# Area of parametric equation

1. Apr 14, 2005

### PolarClaw

Hi,

I've been trying to do this one question: Let R be the region enclosed by the graph x=t^2-2 y=t^3-2t. Set up the integral for the area of R.

I know that if y is continous function of x on an interval a ≤ x ≤ b where x=f(t) and y=g(t) then $$\int_{a}^{b}$$ y dx =$$\int_{t1}^{t2}$$ g(t)f'(t)dt provided that f(t1)=a and f(t2)=b and both g and f' are continous on [t1,t2].

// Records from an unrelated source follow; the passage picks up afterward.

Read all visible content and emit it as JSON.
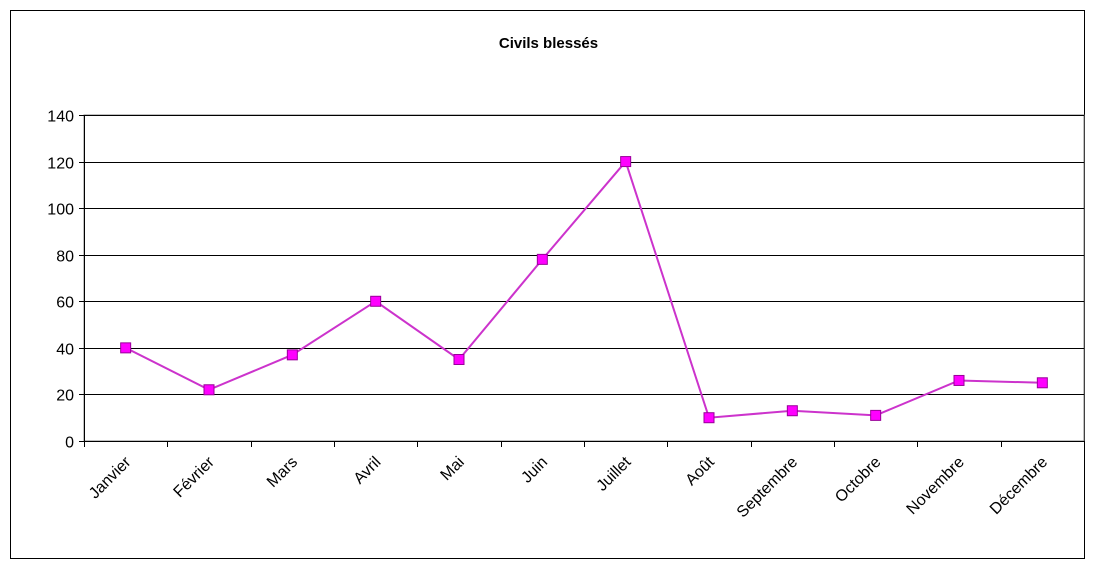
{
  "chart_data": {
    "type": "line",
    "title": "Civils blessés",
    "xlabel": "",
    "ylabel": "",
    "categories": [
      "Janvier",
      "Février",
      "Mars",
      "Avril",
      "Mai",
      "Juin",
      "Juillet",
      "Août",
      "Septembre",
      "Octobre",
      "Novembre",
      "Décembre"
    ],
    "series": [
      {
        "values": [
          40,
          22,
          37,
          60,
          35,
          78,
          120,
          10,
          13,
          11,
          26,
          25
        ]
      }
    ],
    "ylim": [
      0,
      140
    ],
    "yticks": [
      0,
      20,
      40,
      60,
      80,
      100,
      120,
      140
    ],
    "grid": true,
    "legend": "none",
    "colors": {
      "line": "#cc33cc",
      "marker": "#ff00ff",
      "grid": "#000000"
    }
  }
}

But everytime i equate and solve for t i get sqrt(2) and 1. This is where i get lost I cant seem to find the interval for parametric equations (any of them ). Other then the interval I do belive i have the rest of the integral:

$$\int$$ (t^3-2t)(2t)dt

Thanks in advance (sorry for long post as well as horrid use of that latex typing first time)

2. Apr 14, 2005

### learningphysics

The graph translated to $$y=x\sqrt{x+2}$$. There doesn't seem to be any enclosed region.

3. Apr 14, 2005

### PolarClaw

the question copied and pasted from the pdf file is as follows:

4. Let R be the region enclosed by the graph of x = t^2 − 2, y = t^3 − 2t . (The graph was sketch for the final in 2004)

a. Set up, BUT DO NOT EVALUATE an integral for the area of R .

Thats all the info that was given :/

Last edited: Apr 14, 2005
4. Apr 14, 2005

### HallsofIvy

Staff Emeritus
Sorry, there is NO area "enclosed" by that graph.

5. Apr 14, 2005

### hypermorphism

Actually, the parametrization can be broken into the 3 implicit functions y = $x\sqrt{x+2}$ for $t\in(0, \infty)$, y = $-x\sqrt{x+2}$ for $t\in(-\infty, 0)$, and y = 0 for t = 0. The graphs of these functions enclose a region between x=0 and x=-2. Given the symmetry of the graphs of the functions (one is just a reflection in the x-axis of the other), all one needs to do is integrate the positive function on this interval and multiply by 2.

6. Apr 14, 2005

### PolarClaw

Thanks for the help got was able to get the answer now.

7. Apr 14, 2005

### learningphysics

Oops. Yes... the minus sign. Sorry about that.